Quiz: Europe and the New World (Norton 123-134)
- Which people could "vary their garb and dress above their station", and why?
- What, according to the textbook, separates Renaissance (or "early modern") protagonists like Hamlet and Don Quixote from their medieval predecessors"?
- On what "fronts" was Renaissance Europe "undergoing revolutionary change"?
- What inventions, according to Tommasso Campanella, signified "the union of the entire world"?
- What "empire" came about in 1492, and by the expulsion or defeat of what other faiths?
- What authors were inspired by accounts of the new world to question "European...peculiarities" of culture?
- What were some side effects of "the tremendous influx of wealth from the New World" in Europe?
- Summarize the revolutionary thinking, according to the textbook, of either Machiavelli or Castiglione.

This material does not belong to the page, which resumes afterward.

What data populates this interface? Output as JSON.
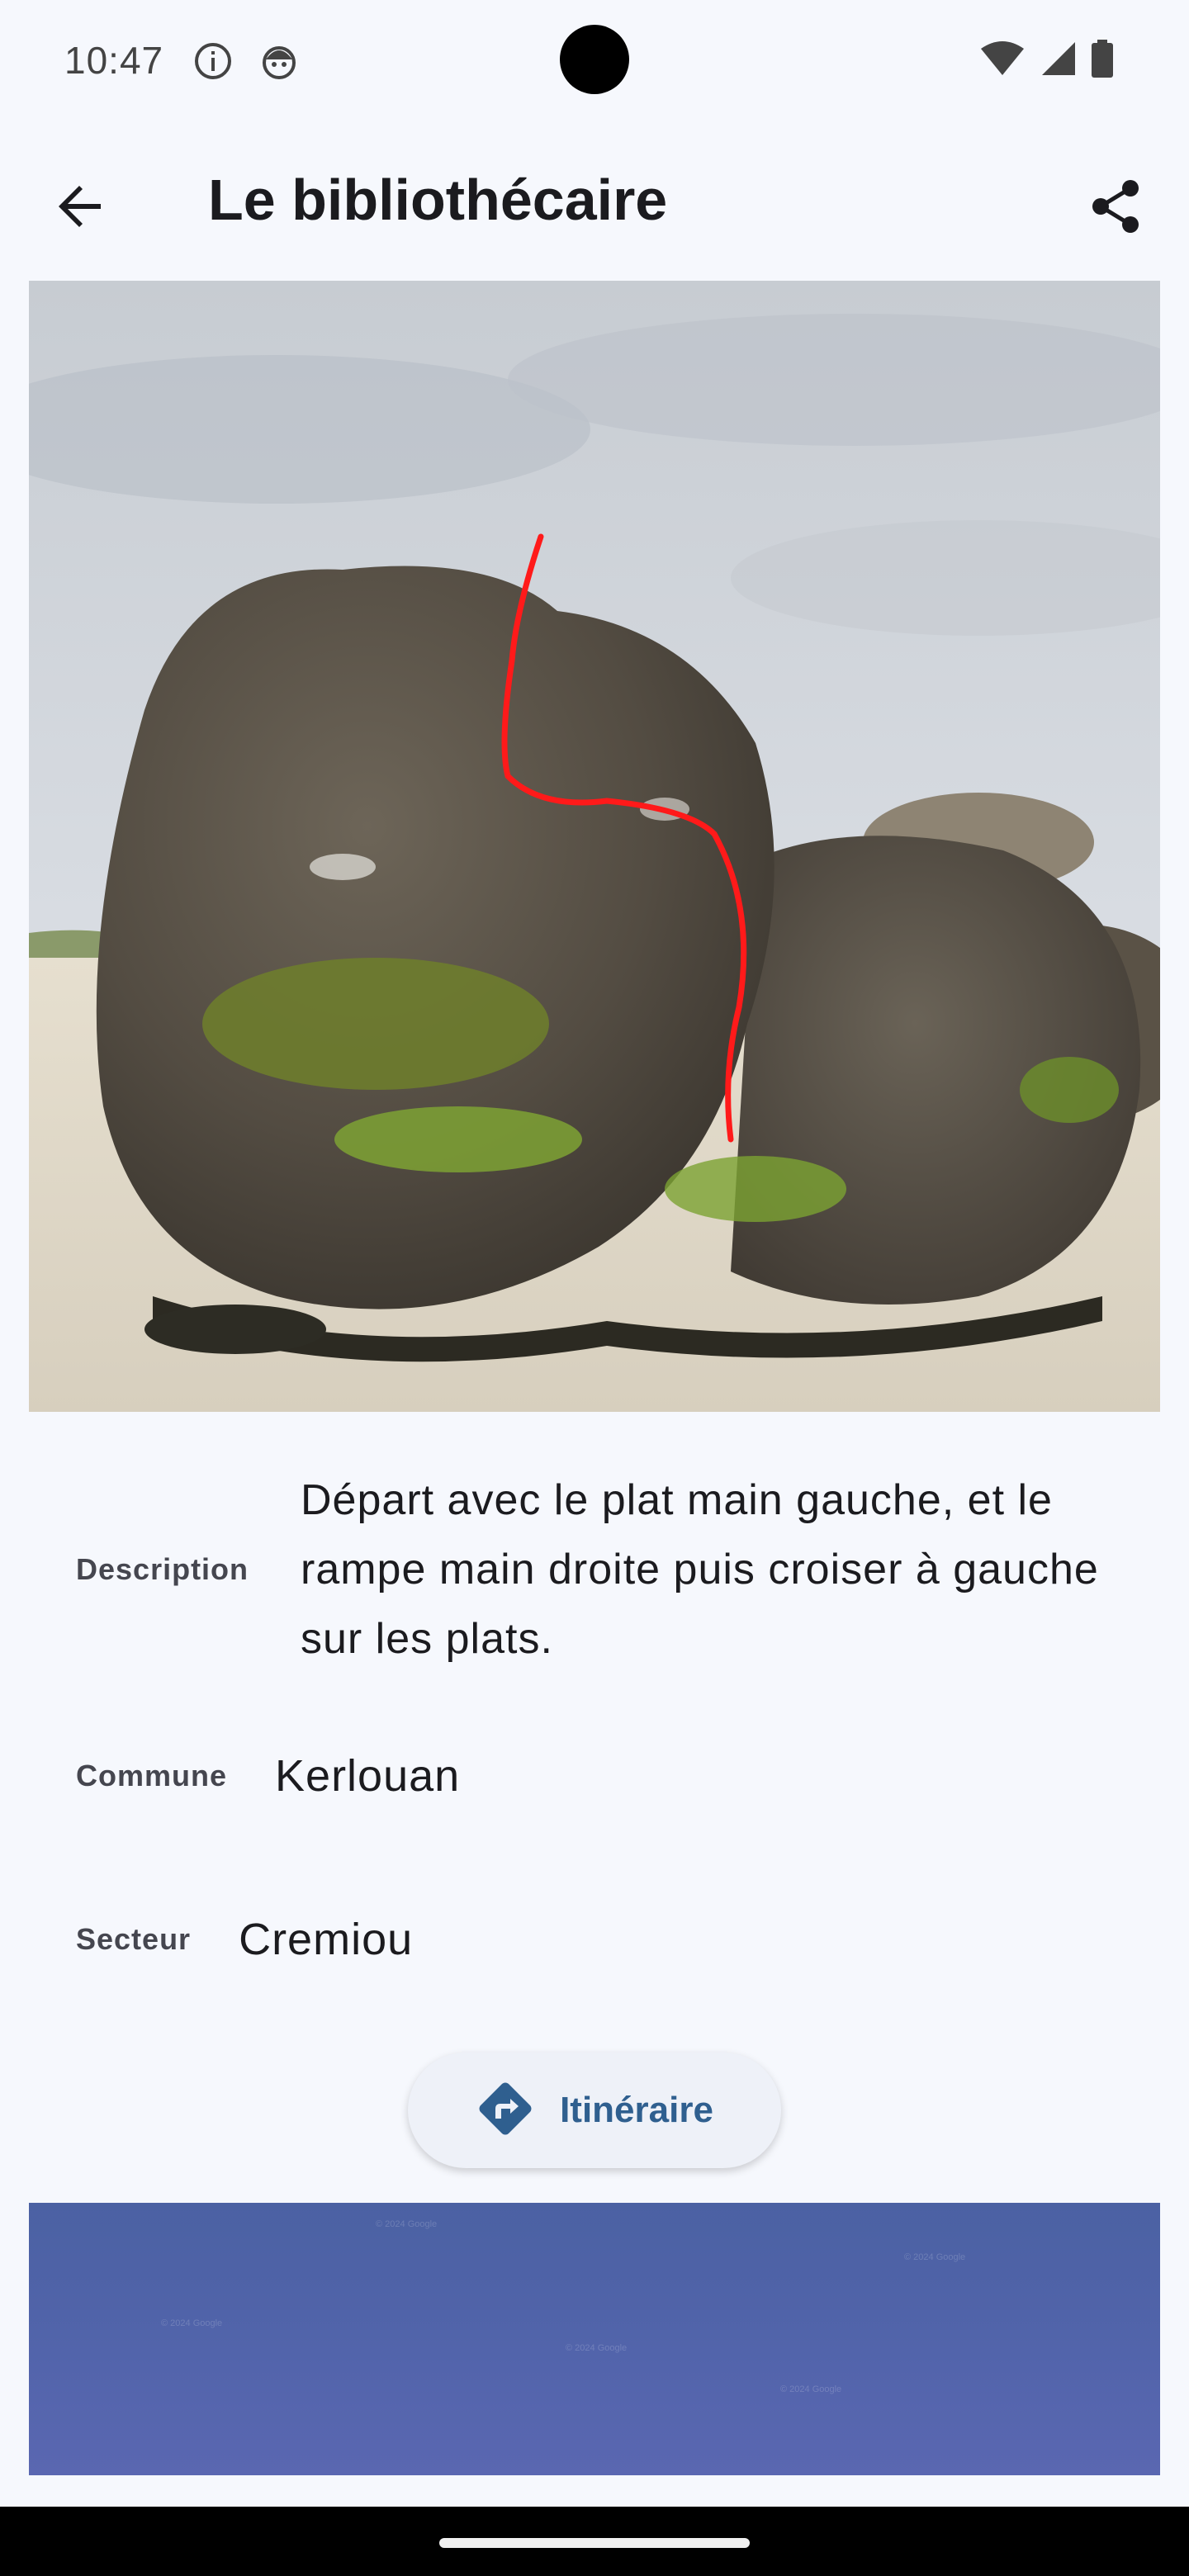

- What language did every "cultivated person" know, and what was one result of that knowledge?
- List some qualities that made Petrach the "archetypal humanist."

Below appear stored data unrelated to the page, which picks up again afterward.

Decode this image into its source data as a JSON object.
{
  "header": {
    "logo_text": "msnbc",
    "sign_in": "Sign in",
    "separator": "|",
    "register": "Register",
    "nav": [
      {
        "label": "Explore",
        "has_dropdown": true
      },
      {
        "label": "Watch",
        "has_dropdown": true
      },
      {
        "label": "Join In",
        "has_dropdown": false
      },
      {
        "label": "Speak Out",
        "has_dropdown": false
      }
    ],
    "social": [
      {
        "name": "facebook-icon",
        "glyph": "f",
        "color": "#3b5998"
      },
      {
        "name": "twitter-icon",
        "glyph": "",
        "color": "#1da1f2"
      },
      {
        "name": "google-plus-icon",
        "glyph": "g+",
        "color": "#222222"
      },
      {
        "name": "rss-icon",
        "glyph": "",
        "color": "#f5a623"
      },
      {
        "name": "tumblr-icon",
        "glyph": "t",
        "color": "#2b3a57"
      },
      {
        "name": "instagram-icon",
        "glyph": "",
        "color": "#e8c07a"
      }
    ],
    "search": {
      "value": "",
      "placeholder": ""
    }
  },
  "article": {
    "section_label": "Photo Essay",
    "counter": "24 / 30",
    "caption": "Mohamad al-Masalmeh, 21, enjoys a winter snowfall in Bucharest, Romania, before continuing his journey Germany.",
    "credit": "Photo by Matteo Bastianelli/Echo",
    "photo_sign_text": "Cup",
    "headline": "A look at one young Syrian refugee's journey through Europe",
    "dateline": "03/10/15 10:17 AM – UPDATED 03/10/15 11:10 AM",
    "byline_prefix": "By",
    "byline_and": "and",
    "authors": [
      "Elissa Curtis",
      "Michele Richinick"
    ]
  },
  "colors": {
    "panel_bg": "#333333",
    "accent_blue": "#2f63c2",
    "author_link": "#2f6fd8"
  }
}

- In the sense of "the performer's power on earth," what was "the purpose of life"?
- Who, according the Renaissance people studying antiquity, were the true "dispensers of glory"?
- In what sense, according to the text, were Descartes and Montaigne skeptics?
- What was Renaissance melancholy, according to the text?
- What was one reason why the period is aoften called "early modern" rather than a "rebirth"?